Similar scenes repeated themselves in numerous other cities, from Rennes and Nantes in eastern France to Lyon and the southern port city of Marseille, where shop windows and bank fronts were smashed, according to French media.

French interior minister Gerald Darmanin told the radio station RTL on Friday that 310 people were arrested overnight.

Most of the arrests, 258, were made in Paris, Mr Darmanin said.

The trade unions that had organised strikes and marches against a higher retirement age said more rallies and protest marches will take place in the days ahead.

“This retirement reform is brutal, unjust, unjustified for the world of workers,” they declared.

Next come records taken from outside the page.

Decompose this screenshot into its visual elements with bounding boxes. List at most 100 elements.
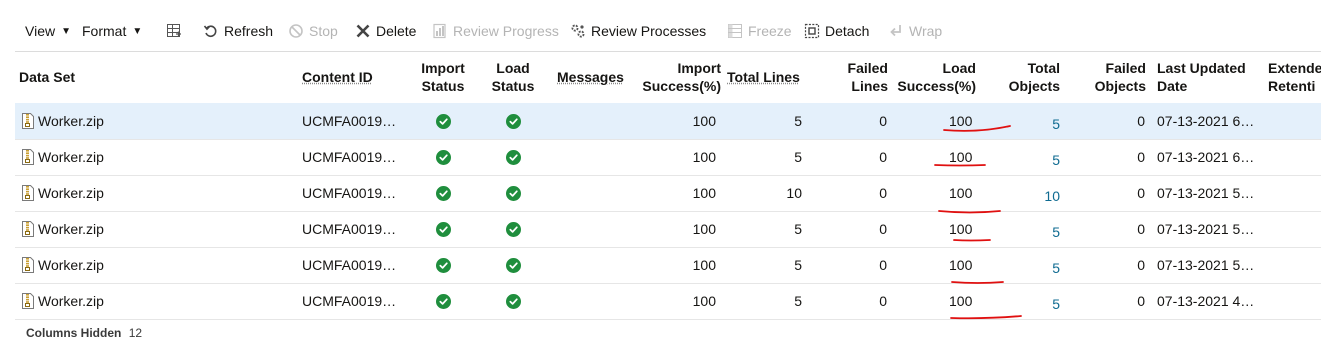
- delete-button[interactable]: Delete: [355, 14, 416, 48]
- cell-content-id: UCMFA0019…: [302, 185, 397, 201]
- cell-last-updated: 07-13-2021 6…: [1157, 113, 1255, 129]
- cell-load-status: [481, 283, 545, 319]
- cell-import-status: [409, 247, 477, 283]
- col-header-failed-objects[interactable]: Failed Objects: [1075, 52, 1146, 103]
- refresh-label: Refresh: [224, 23, 274, 39]
- cell-content-id: UCMFA0019…: [302, 293, 397, 309]
- columns-hidden-label: Columns Hidden: [26, 326, 122, 340]
- data-set-name: Worker.zip: [38, 149, 104, 165]
- cell-data-set[interactable]: Worker.zip: [21, 139, 141, 175]
- cell-last-updated: 07-13-2021 5…: [1157, 185, 1255, 201]
- cell-import-status: [409, 103, 477, 139]
- cell-total-lines: 5: [794, 257, 802, 273]
- zip-file-icon: [21, 221, 35, 237]
- cell-total-objects[interactable]: 10: [1005, 175, 1060, 214]
- cell-total-objects[interactable]: 5: [1005, 211, 1060, 250]
- freeze-button[interactable]: Freeze: [727, 14, 792, 48]
- cell-messages: [557, 283, 637, 319]
- refresh-button[interactable]: Refresh: [203, 14, 273, 48]
- cell-load-status: [481, 211, 545, 247]
- table-row[interactable]: Worker.zip UCMFA0019… 100 5 0 100 5 0 07…: [15, 139, 1321, 176]
- cell-total-lines: 5: [794, 221, 802, 237]
- cell-total-objects[interactable]: 5: [1005, 283, 1060, 322]
- col-header-messages[interactable]: Messages: [557, 52, 637, 103]
- cell-import-success: 100: [692, 293, 716, 309]
- col-header-import-status[interactable]: Import Status: [409, 52, 477, 103]
- cell-total-objects[interactable]: 5: [1005, 139, 1060, 178]
- cell-load-status: [481, 103, 545, 139]
- col-header-failed-lines[interactable]: Failed Lines: [825, 52, 888, 103]
- col-header-data-set[interactable]: Data Set: [19, 52, 139, 103]
- stop-label: Stop: [309, 23, 338, 39]
- col-header-load-status[interactable]: Load Status: [481, 52, 545, 103]
- wrap-icon: [888, 23, 904, 39]
- freeze-icon: [727, 23, 743, 39]
- table-row[interactable]: Worker.zip UCMFA0019… 100 5 0 100 5 0 07…: [15, 211, 1321, 248]
- cell-total-lines: 5: [794, 293, 802, 309]
- cell-data-set[interactable]: Worker.zip: [21, 247, 141, 283]
- cell-failed-lines: 0: [879, 185, 887, 201]
- review-progress-icon: [432, 23, 448, 39]
- check-circle-icon: [505, 149, 521, 165]
- cell-import-success: 100: [692, 149, 716, 165]
- data-set-name: Worker.zip: [38, 293, 104, 309]
- format-menu[interactable]: Format ▼: [82, 14, 142, 48]
- wrap-button[interactable]: Wrap: [888, 14, 942, 48]
- columns-hidden-footer: Columns Hidden 12: [26, 326, 142, 340]
- cell-messages: [557, 175, 637, 211]
- cell-total-objects[interactable]: 5: [1005, 247, 1060, 286]
- cell-messages: [557, 247, 637, 283]
- cell-load-success: 100: [949, 149, 973, 165]
- cell-content-id: UCMFA0019…: [302, 113, 397, 129]
- cell-import-success: 100: [692, 221, 716, 237]
- cell-load-success: 100: [949, 113, 973, 129]
- col-header-import-success[interactable]: Import Success(%): [635, 52, 721, 103]
- table-row[interactable]: Worker.zip UCMFA0019… 100 5 0 100 5 0 07…: [15, 283, 1321, 320]
- cell-import-status: [409, 283, 477, 319]
- table-row[interactable]: Worker.zip UCMFA0019… 100 10 0 100 10 0 …: [15, 175, 1321, 212]
- table-row[interactable]: Worker.zip UCMFA0019… 100 5 0 100 5 0 07…: [15, 247, 1321, 284]
- stop-button[interactable]: Stop: [288, 14, 338, 48]
- detach-button[interactable]: Detach: [804, 14, 869, 48]
- cell-last-updated: 07-13-2021 6…: [1157, 149, 1255, 165]
- detach-icon: [804, 23, 820, 39]
- cell-data-set[interactable]: Worker.zip: [21, 283, 141, 319]
- view-menu[interactable]: View ▼: [25, 14, 71, 48]
- col-header-total-lines[interactable]: Total Lines: [727, 52, 805, 103]
- wrap-label: Wrap: [909, 23, 943, 39]
- review-progress-button[interactable]: Review Progress: [432, 14, 559, 48]
- table-row[interactable]: Worker.zip UCMFA0019… 100 5 0 100 5 0 07…: [15, 103, 1321, 140]
- cell-data-set[interactable]: Worker.zip: [21, 103, 141, 139]
- cell-content-id: UCMFA0019…: [302, 221, 397, 237]
- col-header-total-objects[interactable]: Total Objects: [985, 52, 1060, 103]
- col-header-content-id[interactable]: Content ID: [302, 52, 402, 103]
- check-circle-icon: [505, 293, 521, 309]
- table-header: Data Set Content ID Import Status Load Sta…: [15, 51, 1321, 104]
- cell-load-success: 100: [949, 221, 973, 237]
- cell-data-set[interactable]: Worker.zip: [21, 175, 141, 211]
- cell-messages: [557, 139, 637, 175]
- cell-failed-objects: 0: [1137, 149, 1145, 165]
- cell-failed-lines: 0: [879, 149, 887, 165]
- cell-failed-lines: 0: [879, 257, 887, 273]
- cell-messages: [557, 103, 637, 139]
- columns-icon: [166, 23, 182, 39]
- cell-total-objects[interactable]: 5: [1005, 103, 1060, 142]
- delete-x-icon: [355, 23, 371, 39]
- cell-load-status: [481, 247, 545, 283]
- check-circle-icon: [505, 185, 521, 201]
- cell-total-lines: 5: [794, 149, 802, 165]
- cell-load-status: [481, 139, 545, 175]
- review-processes-label: Review Processes: [591, 23, 707, 39]
- col-header-extended-retention[interactable]: Extende Retenti: [1268, 52, 1321, 103]
- freeze-label: Freeze: [748, 23, 792, 39]
- refresh-icon: [203, 23, 219, 39]
- cell-data-set[interactable]: Worker.zip: [21, 211, 141, 247]
- col-header-load-success[interactable]: Load Success(%): [890, 52, 976, 103]
- columns-button[interactable]: [166, 14, 187, 48]
- col-header-last-updated[interactable]: Last Updated Date: [1157, 52, 1263, 103]
- cell-failed-lines: 0: [879, 113, 887, 129]
- review-processes-button[interactable]: Review Processes: [570, 14, 706, 48]
- check-circle-icon: [435, 113, 451, 129]
- stop-icon: [288, 23, 304, 39]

Overwhelming streets with discontent and refusing to continue working is “the only way that we will get them to back down”, CGT union representative Regis Vieceli told the Associated Press on Friday.

He added: “We are not going to stop.”

Mr Macron has made the proposed pension changes the key priority of his second term, saying reform is needed to make the French economy more competitive and to keep the pension system from diving into deficit.

Graffiti reads “long live the CGT” at the blocked Marseille port entrance
Graffiti reads “long live the CGT” at the blocked Marseille port entrance (Daniel Cole/AP)

France, like many richer nations, faces lower birth rates and longer life expectancy.

Mr Macron decided to invoke the special power during a Cabinet meeting a few minutes before a scheduled vote in the National Assembly, where the legislation had no guarantee of securing majority support.

The Senate adopted the Bill earlier on Thursday.

Opposition politicians want the government to step down.

If the expected no-confidence motion fails, the pension Bill will be considered adopted.

If it passes, it will spell the end Mr Macron’s retirement reform plan and force the government to resign, a first since 1962.

Mr Macron could reappoint Ms Borne if he chooses and a new Cabinet would be named.

France Pension Tensions
Demonstrators protest in Paris against Emmanuel Macron’s decision to force the retirement age Bill through parliament (Lewis Joly/AP/PA)

Mr Macron’s centrist alliance has the most seats in the National Assembly, where a no-confidence motion also requires majority support.

Left-wing and far-right politicians are determined to vote in favour.

Leaders of the the Republicans have said their conservative party will not back the motion.

While some party politicians might stray from that position, they are expected to be a minority.